The two meet-the-candidate forums centered heavily on the economic impacts to Vail. There was also considerable focus on changing and improving the process of government. Hence, I am highlighting certain statements made by the candidates and my suggestions as to making it happen.

“More time on policy, etc., less on minute details.” How to find time-inclination for:

n Staff to improve their “completed staff work”: visual aids, comprehensive pro-con assessments, etc., so council members do not have to micromanage.



n Preparation by council members. The council meeting should probably be the tip of the iceberg of the time spent on town issues. This is a tough challenge, but is part of the job. Note: Time commitments were not really addressed by council candidates.

n More time away from formality of the “horseshoe”; e.g., quarterly “annual” retreats.



“Better interaction with the public, including work sessions.” How to find time-inclination for:

n Council members should view public input as more important but establish speaking time limits and assist potential speakers with handouts, visual aids, etc.

n Improved agenda sequencing.



n Less imposing setup for the public to speak, perhaps being seated at a table.

n Town hall- or coffeehouse-type gatherings.

n Better public awareness of what input the council is receiving. Perhaps summarizing e-mails.

“Consider (if necessary) on-going budget cutting, being tougher, etc.” These are all top down perspectives.

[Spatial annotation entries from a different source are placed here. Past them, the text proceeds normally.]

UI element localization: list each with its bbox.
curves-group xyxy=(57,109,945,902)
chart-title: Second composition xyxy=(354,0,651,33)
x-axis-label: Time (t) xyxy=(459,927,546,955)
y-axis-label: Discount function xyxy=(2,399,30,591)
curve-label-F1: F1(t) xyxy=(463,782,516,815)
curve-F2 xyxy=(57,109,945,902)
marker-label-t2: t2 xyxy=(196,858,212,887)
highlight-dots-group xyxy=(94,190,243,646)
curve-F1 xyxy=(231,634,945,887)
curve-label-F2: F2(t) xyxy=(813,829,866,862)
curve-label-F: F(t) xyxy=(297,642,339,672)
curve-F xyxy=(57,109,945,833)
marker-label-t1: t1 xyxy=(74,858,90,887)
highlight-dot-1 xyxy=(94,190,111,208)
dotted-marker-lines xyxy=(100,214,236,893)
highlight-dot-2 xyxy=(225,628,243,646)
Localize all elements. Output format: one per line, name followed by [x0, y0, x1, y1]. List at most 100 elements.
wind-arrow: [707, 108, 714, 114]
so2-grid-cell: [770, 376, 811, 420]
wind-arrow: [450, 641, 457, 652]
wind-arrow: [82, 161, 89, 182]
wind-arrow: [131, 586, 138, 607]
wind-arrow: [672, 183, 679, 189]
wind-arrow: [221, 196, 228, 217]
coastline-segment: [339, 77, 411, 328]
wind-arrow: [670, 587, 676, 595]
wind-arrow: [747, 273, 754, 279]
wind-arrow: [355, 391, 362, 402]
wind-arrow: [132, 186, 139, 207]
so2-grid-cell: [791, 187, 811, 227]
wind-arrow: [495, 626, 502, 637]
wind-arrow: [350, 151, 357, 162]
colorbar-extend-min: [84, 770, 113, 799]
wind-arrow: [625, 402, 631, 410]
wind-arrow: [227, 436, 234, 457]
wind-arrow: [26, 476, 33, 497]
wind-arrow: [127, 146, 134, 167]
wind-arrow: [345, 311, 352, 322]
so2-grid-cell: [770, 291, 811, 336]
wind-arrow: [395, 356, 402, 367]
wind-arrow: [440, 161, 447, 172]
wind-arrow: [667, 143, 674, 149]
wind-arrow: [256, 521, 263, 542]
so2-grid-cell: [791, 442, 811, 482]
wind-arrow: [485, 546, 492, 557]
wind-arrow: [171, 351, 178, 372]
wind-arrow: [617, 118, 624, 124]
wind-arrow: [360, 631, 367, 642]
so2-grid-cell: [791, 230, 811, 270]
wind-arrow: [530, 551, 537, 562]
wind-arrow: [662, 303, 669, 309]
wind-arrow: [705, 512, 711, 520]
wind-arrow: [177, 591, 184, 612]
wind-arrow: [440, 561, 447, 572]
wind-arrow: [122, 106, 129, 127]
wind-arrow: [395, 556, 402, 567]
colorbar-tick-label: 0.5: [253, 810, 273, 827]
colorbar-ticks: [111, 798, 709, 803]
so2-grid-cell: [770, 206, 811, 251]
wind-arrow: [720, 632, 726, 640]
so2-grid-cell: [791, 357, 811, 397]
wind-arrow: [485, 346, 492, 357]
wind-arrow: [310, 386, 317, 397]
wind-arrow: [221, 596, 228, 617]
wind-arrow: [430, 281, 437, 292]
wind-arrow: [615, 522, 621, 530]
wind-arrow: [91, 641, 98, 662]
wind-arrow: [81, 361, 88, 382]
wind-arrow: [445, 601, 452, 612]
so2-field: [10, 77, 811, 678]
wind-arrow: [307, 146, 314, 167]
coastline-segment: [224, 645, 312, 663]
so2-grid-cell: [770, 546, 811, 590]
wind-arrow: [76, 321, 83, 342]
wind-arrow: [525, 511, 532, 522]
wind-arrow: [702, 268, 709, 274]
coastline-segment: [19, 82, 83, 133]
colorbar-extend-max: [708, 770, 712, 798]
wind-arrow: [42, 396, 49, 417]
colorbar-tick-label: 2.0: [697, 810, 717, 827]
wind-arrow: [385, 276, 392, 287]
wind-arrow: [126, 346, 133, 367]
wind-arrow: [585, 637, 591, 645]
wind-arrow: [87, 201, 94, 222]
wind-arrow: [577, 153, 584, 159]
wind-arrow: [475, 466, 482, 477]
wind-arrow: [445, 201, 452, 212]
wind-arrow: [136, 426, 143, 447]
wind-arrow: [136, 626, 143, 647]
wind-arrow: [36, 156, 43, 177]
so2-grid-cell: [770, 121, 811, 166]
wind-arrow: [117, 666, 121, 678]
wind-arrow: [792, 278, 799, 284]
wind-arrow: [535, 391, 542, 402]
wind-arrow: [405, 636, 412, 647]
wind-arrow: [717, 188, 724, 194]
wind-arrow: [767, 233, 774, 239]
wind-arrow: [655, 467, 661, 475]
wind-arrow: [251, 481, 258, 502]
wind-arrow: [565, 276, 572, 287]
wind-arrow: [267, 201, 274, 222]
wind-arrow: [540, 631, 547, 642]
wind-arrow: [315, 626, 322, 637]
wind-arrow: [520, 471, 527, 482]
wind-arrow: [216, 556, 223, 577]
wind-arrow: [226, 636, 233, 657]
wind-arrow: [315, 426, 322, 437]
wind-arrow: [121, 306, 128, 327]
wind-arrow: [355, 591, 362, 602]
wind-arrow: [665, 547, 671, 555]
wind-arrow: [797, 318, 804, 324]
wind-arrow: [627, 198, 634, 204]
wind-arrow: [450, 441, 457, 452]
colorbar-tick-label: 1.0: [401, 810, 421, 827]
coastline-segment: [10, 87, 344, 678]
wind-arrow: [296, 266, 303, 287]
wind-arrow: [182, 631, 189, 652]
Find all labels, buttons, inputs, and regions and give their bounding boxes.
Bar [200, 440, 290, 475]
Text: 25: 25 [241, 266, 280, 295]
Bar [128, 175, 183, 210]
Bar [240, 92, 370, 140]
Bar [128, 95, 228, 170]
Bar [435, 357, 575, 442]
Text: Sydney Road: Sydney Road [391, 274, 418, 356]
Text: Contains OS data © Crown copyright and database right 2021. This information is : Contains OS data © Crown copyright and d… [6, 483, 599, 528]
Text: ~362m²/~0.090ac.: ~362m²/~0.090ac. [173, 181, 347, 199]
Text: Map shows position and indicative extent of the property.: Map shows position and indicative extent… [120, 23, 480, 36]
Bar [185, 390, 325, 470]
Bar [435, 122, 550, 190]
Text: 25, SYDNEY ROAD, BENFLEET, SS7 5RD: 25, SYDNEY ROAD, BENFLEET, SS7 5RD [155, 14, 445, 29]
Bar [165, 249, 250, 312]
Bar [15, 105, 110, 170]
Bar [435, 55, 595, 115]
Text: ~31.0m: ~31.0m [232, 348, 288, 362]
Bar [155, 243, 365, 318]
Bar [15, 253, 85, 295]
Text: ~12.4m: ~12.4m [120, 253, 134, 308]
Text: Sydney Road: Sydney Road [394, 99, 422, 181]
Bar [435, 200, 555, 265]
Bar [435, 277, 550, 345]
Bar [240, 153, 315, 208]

But there was no mention of bottom-up, “organic” improvement savings from within the black box of staff operations. They are clearly doing a good job. But without a measurement program in place, you don’t have trend data to know how much better things could be. Remember: “If you measure it, it improves.”

“Improve relations with Vail Resorts.” Good, but no real focus on one end result in which guests do not sense, for many aspects, any dividing line between town government and Vail Resorts in terms of service delivery and responsibilities.

In short, guests should see a more seamless Vail, just as the more integrated resorts of No. 1 Whistler-Blackomb and No. 2 Deer Valley are viewed as single entities.

One piece of the solution may be a publicized 24/7 hot-line staffed by people who can contact the appropriate person to take action, whether the town or Vail Resorts. This takes a proactive approach and avoids “that’s not my responsibility” statements that we are all familiar with.

In summary, let’s see some of the electioneering rhetoric put to action, but not without thanking all those who ran and congratulating those elected.